Dr. Nicholas Delva is a professor in the Department of Psychiatry and his main clinical work is with the two Assertive Community Treatment Teams at Addictions and Mental Health Services, Kingston, Frontenac, Lennox and Addington. “The teams provide community support for patients with serious mental illnesses and significant needs,” he says. Dr. Delva’s research interests include mood disorders, schizophrenia, suicide prevention, primary polydipsia, psychopharmacology, ECT, and medical ethics. 

Dr. Delva hopes the future of mental health work looks like the current fragmented and inadequately-funded system evolving into something much more efficient and effective. “For example, the extent of repeated incarceration of mentally ill persons today is not what the reformers of the nineteenth century would have imagined to be possible in the twenty-first century,” he says. “The closure of the mental hospitals has not been matched with adequate community-based resources, and this needs to be properly recognized and dealt with.  Meanwhile, work with the seriously mentally ill is often frustrating and stressful for practitioners who must deal with seeing patients receiving inadequate care.” 

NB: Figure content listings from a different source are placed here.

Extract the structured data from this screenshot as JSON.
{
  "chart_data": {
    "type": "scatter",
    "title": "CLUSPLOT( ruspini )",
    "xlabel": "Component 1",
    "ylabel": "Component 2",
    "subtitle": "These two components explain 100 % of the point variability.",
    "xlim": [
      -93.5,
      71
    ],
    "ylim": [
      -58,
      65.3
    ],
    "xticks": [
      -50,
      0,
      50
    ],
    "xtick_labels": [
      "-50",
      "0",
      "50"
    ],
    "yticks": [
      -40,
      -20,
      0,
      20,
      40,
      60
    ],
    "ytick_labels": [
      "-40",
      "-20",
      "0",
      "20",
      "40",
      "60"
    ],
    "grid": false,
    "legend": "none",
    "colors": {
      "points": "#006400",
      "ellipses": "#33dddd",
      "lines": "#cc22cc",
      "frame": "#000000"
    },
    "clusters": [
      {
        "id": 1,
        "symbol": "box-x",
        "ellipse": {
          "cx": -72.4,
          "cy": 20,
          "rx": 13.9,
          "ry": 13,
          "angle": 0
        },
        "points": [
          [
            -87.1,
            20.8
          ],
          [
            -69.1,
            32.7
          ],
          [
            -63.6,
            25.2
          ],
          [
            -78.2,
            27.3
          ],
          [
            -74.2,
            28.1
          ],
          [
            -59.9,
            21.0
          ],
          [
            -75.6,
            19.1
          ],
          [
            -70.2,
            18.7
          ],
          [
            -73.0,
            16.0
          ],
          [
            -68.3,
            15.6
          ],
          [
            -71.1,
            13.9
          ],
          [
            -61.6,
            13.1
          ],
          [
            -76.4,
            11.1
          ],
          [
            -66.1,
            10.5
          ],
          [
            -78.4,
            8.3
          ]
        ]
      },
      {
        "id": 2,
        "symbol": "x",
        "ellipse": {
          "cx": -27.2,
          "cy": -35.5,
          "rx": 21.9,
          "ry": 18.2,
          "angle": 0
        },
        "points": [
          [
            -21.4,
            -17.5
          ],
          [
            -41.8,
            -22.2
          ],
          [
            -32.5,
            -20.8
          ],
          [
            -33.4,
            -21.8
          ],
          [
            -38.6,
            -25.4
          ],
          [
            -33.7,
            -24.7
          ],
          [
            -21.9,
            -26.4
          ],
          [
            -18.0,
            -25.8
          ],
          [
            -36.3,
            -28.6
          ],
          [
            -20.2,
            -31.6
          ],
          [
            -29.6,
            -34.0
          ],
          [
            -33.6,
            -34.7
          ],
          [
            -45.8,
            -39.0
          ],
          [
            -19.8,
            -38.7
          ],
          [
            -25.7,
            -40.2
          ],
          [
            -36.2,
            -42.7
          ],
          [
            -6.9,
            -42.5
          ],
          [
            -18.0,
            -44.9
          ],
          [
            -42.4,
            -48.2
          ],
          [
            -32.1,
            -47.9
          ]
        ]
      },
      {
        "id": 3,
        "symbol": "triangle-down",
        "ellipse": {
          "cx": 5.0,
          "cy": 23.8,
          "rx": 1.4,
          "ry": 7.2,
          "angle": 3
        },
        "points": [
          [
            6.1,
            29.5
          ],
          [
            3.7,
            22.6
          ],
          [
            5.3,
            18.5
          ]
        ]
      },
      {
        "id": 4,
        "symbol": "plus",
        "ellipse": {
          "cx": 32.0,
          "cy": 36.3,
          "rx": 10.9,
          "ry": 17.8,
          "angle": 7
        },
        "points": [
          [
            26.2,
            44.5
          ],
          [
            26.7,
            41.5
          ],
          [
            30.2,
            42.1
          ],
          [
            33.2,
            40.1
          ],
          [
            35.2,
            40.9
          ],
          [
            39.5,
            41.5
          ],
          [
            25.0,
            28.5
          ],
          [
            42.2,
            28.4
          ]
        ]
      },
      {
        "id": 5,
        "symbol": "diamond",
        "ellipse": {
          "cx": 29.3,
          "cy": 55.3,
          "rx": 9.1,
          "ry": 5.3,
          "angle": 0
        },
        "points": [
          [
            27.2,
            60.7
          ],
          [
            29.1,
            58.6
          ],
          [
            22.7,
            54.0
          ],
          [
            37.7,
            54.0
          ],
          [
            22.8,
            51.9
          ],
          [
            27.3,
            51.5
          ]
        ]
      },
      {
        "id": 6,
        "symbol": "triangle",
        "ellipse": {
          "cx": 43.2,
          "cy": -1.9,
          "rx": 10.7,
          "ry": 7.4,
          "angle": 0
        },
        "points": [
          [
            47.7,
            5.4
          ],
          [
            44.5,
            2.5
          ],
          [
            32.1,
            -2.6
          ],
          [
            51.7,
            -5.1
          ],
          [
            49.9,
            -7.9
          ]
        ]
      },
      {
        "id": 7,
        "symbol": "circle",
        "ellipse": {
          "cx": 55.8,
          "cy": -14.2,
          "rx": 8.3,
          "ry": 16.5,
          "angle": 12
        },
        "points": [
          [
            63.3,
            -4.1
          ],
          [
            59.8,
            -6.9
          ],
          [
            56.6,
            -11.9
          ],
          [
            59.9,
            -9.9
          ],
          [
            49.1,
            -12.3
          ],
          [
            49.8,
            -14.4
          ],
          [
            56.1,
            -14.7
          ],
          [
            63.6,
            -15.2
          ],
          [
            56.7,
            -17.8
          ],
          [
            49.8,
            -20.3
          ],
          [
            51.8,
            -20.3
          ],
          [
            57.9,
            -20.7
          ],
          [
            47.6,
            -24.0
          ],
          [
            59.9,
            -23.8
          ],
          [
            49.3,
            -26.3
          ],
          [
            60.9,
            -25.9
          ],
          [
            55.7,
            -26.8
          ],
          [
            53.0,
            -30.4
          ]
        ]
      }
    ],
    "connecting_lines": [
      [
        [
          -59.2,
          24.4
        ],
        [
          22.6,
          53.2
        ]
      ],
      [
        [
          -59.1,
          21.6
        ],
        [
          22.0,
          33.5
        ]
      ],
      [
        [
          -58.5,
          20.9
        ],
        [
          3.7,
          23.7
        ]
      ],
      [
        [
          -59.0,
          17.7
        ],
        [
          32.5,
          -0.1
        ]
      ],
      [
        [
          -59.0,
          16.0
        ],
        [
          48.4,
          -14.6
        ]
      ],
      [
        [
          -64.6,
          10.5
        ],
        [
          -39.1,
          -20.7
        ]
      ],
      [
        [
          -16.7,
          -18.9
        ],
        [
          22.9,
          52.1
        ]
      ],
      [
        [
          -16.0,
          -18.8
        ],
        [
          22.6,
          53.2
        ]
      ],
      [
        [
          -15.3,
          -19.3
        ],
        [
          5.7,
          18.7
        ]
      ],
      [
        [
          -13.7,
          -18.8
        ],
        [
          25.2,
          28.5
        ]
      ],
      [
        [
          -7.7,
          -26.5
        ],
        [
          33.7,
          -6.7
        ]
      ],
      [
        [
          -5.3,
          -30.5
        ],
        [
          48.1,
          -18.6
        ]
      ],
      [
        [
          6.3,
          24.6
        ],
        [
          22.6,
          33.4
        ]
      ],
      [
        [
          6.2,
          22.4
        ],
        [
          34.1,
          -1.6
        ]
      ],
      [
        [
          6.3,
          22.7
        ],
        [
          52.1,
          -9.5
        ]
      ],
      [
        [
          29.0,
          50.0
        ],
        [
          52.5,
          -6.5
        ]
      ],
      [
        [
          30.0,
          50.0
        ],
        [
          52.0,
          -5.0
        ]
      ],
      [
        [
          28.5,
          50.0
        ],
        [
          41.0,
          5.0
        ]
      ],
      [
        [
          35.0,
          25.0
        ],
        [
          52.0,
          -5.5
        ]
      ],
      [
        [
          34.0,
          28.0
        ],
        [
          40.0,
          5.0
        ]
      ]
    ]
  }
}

Dr. Nazanin Alavi is an assistant professor in the Department of Psychiatry and the Clinical Lead of Emergency Psychiatry at Kingston Health Sciences Centre (KHSC). Her research focuses on the effectiveness of online psychotherapy in treatment of different mental health disorders. Dr. Alavi began her mission of making mental health care more affordable and accessible back in 2007 when she was shocked by the limited amount of mental health care resources and decided to address it with a burgeoning technology that was making everything from shopping to education more accessible. “I thought an evidenced based and structured therapy technique such as Cognitive Behavioral Therapy (CBT) could be effectively delivered online; and so, I dedicated my academic research to this topic. I joined Queen’s University as a faculty member in 2019 and developed and lead the first academic online psychotherapy clinic in Canada,” she says. “This offered different online psychotherapy modalities; for mood and anxiety disorders, substance use disorder, post traumatic disorder, chronic pain, insomnia, and Oncology and Palliative Care patients, to name a few. We offer rapid access to suitable online psychotherapy to patients based on their diagnosis and need.”

Dr. Alavi hopes society continues to work on changing the attitudes about mental health and improving access to mental health resources. “Mental health has been kept behind closed doors. Everyone deserves to be heard. We should know that we are not alone and feel worthy to look after ourselves.  I hope mental health gains more visibility and services become more accessible. I hope with developing more innovative approaches, we can expand the capacity of care delivery,” she says, adding that together, we can change the “don’t ask, don’t talk” approach to mental health to “do ask, do talk.”